En cette année 2021, onze ans après, l’exécutif, sans doute , le plus décrié durant cette décennie, appelle à faire de la journée du 12 janvier une journée de réflexion. Ce faisant il n’a même pas pris les mesures  nécessaires pour aménager le site de Saint Christophe hébergeant la mémoire des tragiques disparus. Pourquoi réfléchir et mettre le drapeau en berne si vous tourmentez le repos des morts?

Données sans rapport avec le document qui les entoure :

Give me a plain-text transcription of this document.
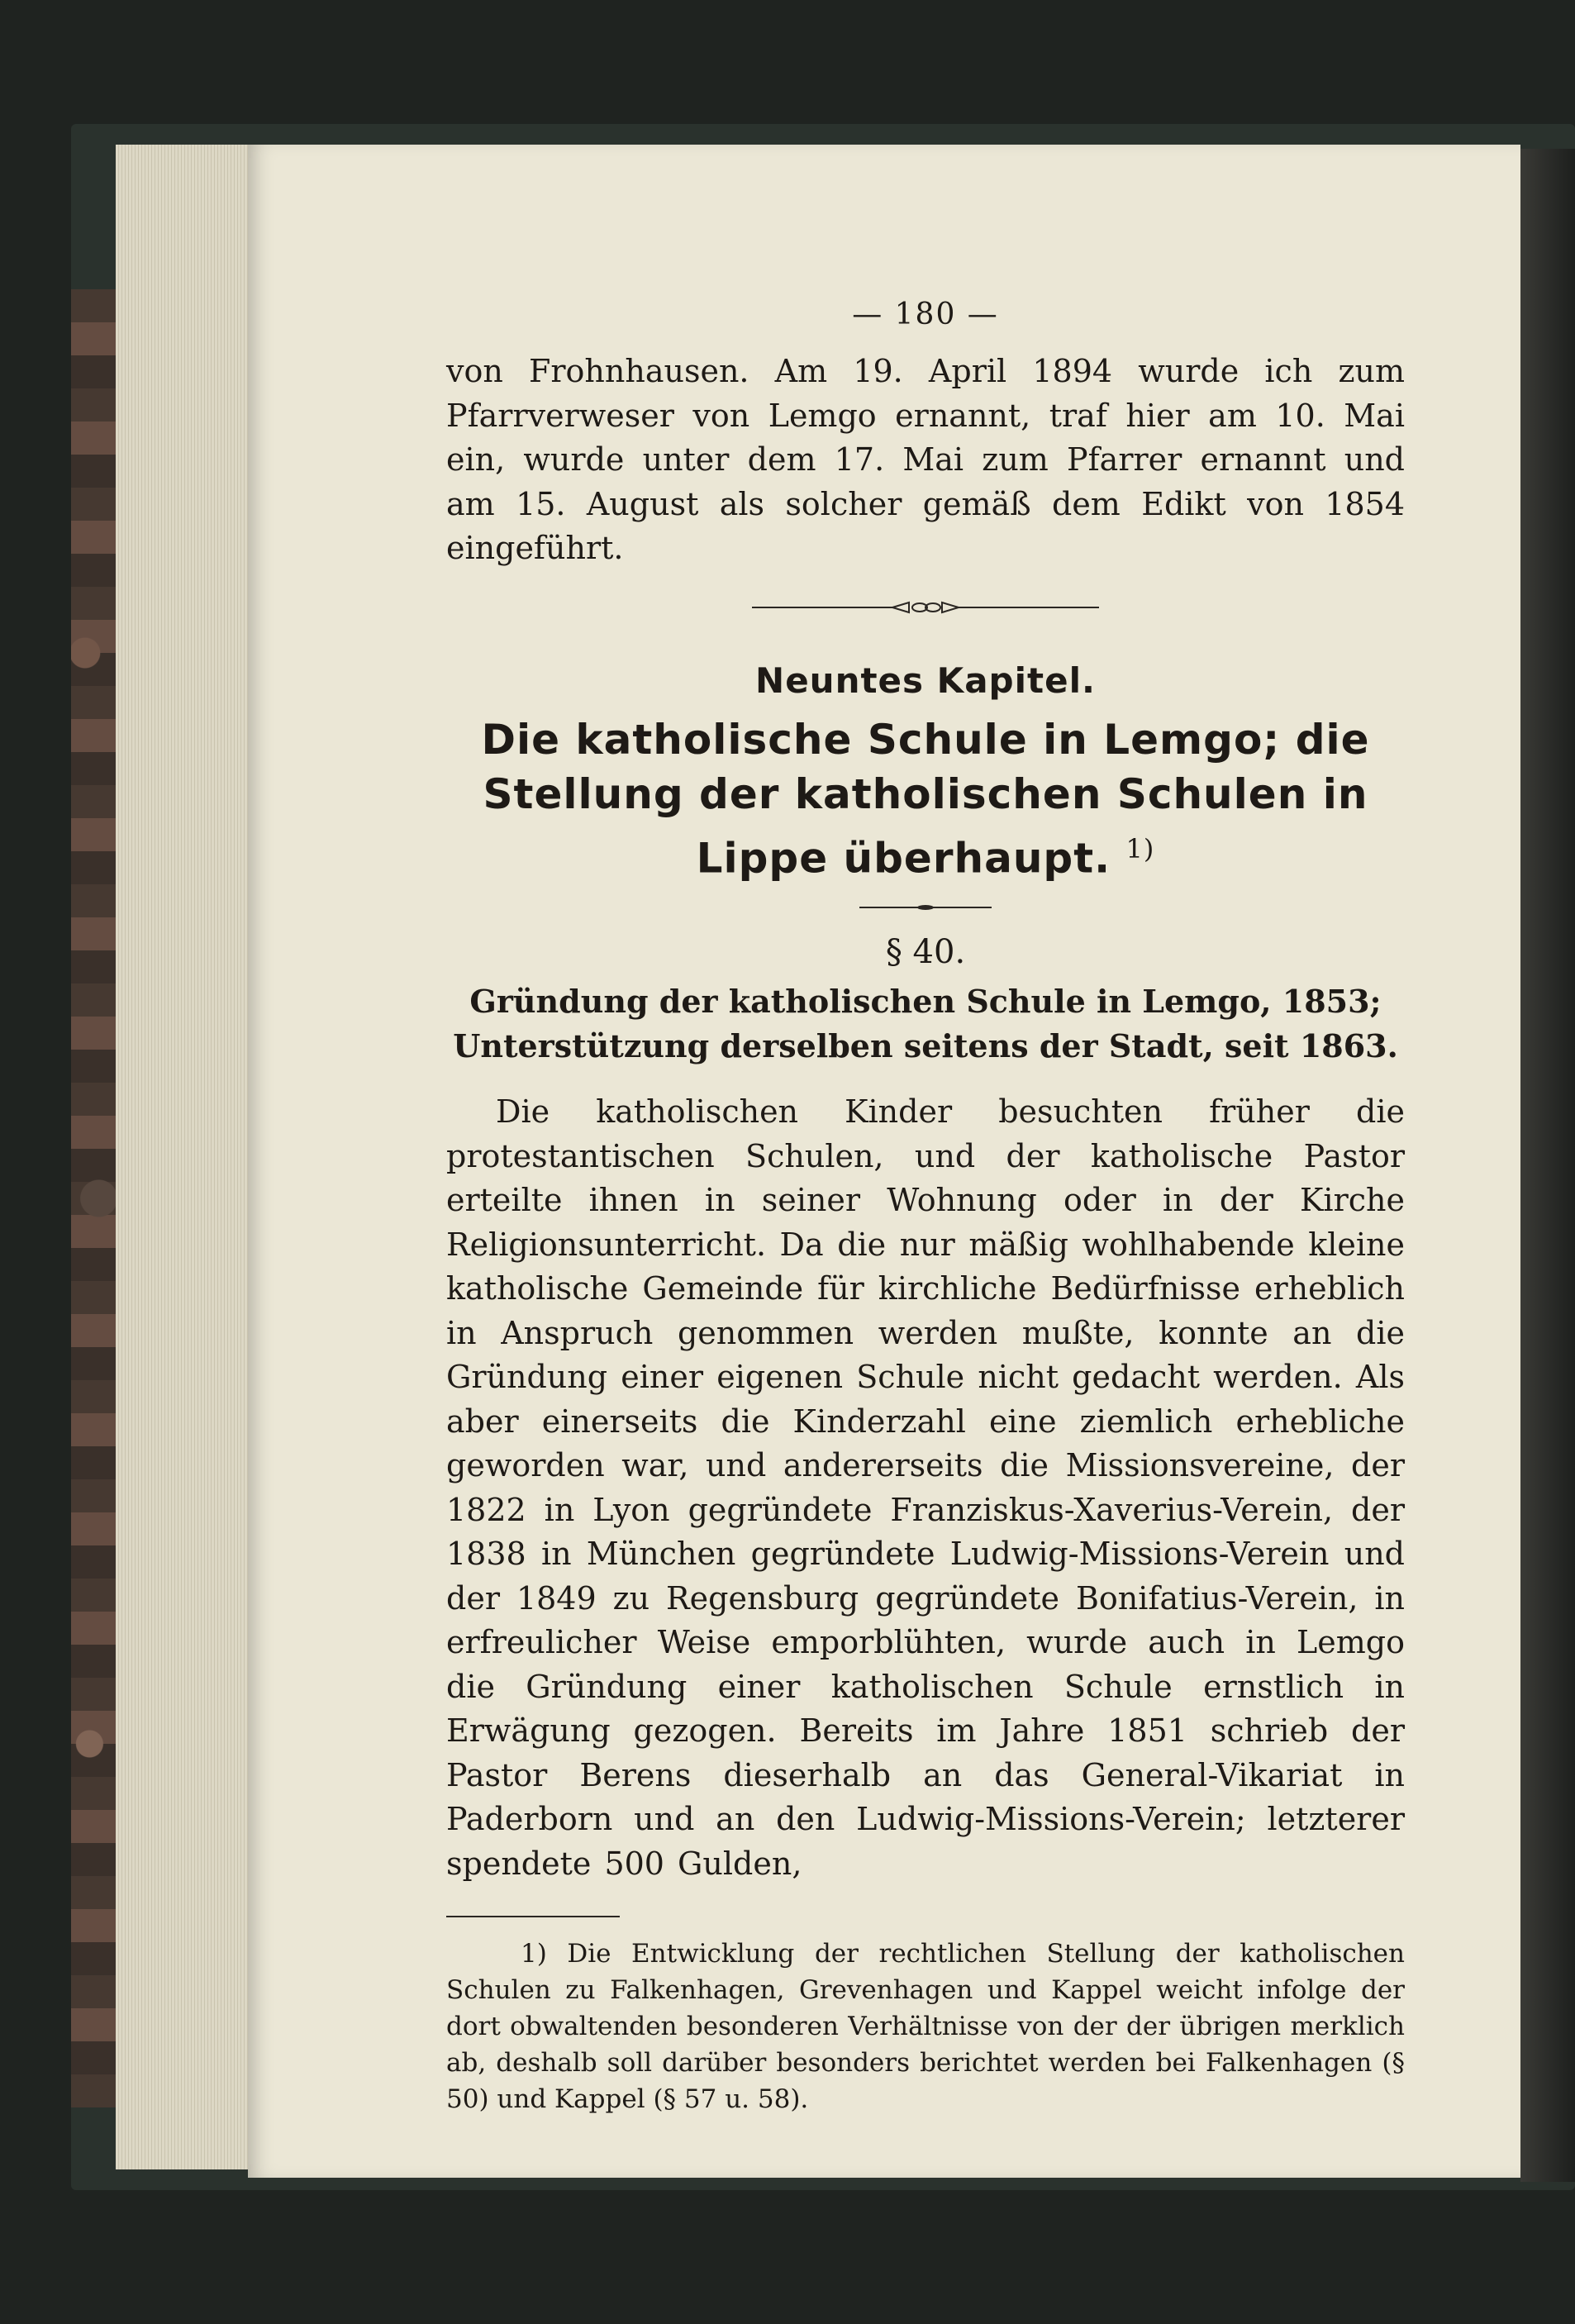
— 180 —

von Frohnhausen. Am 19. April 1894 wurde ich zum Pfarrverweser von Lemgo ernannt, traf hier am 10. Mai ein, wurde unter dem 17. Mai zum Pfarrer ernannt und am 15. August als solcher gemäß dem Edikt von 1854 eingeführt.

Neuntes Kapitel.

Die katholische Schule in Lemgo; die Stellung der katholischen Schulen in Lippe überhaupt. $^{1)}$

§ 40.

Gründung der katholischen Schule in Lemgo, 1853; Unterstützung derselben seitens der Stadt, seit 1863.

Die katholischen Kinder besuchten früher die protestantischen Schulen, und der katholische Pastor erteilte ihnen in seiner Wohnung oder in der Kirche Religionsunterricht. Da die nur mäßig wohlhabende kleine katholische Gemeinde für kirchliche Bedürfnisse erheblich in Anspruch genommen werden mußte, konnte an die Gründung einer eigenen Schule nicht gedacht werden. Als aber einerseits die Kinderzahl eine ziemlich erhebliche geworden war, und andererseits die Missionsvereine, der 1822 in Lyon gegründete Franziskus-Xaverius-Verein, der 1838 in München gegründete Ludwig-Missions-Verein und der 1849 zu Regensburg gegründete Bonifatius-Verein, in erfreulicher Weise emporblühten, wurde auch in Lemgo die Gründung einer katholischen Schule ernstlich in Erwägung gezogen. Bereits im Jahre 1851 schrieb der Pastor Berens dieserhalb an das General-Vikariat in Paderborn und an den Ludwig-Missions-Verein; letzterer spendete 500 Gulden,

1) Die Entwicklung der rechtlichen Stellung der katholischen Schulen zu Falkenhagen, Grevenhagen und Kappel weicht infolge der dort obwaltenden besonderen Verhältnisse von der der übrigen merklich ab, deshalb soll darüber besonders berichtet werden bei Falkenhagen (§ 50) und Kappel (§ 57 u. 58).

Pourquoi penser à eux, si la mort citoyenne ne veut rien dire pour cette nation qui banalise la vie de ses fils et de ses filles. Comment faire preuve d’amour envers ceux qui nous précèdent si le pays est devenu invivable 11 ans après leur sacrifice. Pourquoi doit-on dire qu’on se souvient d’eux, si vous ne faites rien pour empêcher que ceux qui vivent encore n’aillent  dans l’au-delà prématurément? Que valent les fleurs, les larmes de crocodile , si aucune mesure n’est prise pour stopper le kidnapping et les meurtres?

Onze ans après, la population vit la peur au ventre. Des ‘’gagotteurs’’ ont vendu le sang des disparus pour le pouvoir et la richesse. Le sang des victimes coûtent des milliards de dollars. Elles n’ont même pas droit à des funérailles symboliques voire, à une fosse commune construite dans la dignité. Ils se sont sacrifiés pour une Haïti renouvelée et prospère. Dommage, le prix de leur sacrifice contribue à enrichir des opportunistes et a terrorisé la masse. Le sang des victimes du 12 janvier sert à alimenter le kidnapping, les assassinats à récurrence, les gangs, la contrebande, la corruption, la crise sociopolitique, le désordre généralisé, entre autres.

Le 12 janvier 2010 a fait son chemin, les morts aussi si on peut dire. Et nous disons à ces âmes désincarnées: allez en paix, laissez nous gémir dans notre incapacité à nous entendre et à nous faire du bien collectif. Lumière intensifiée!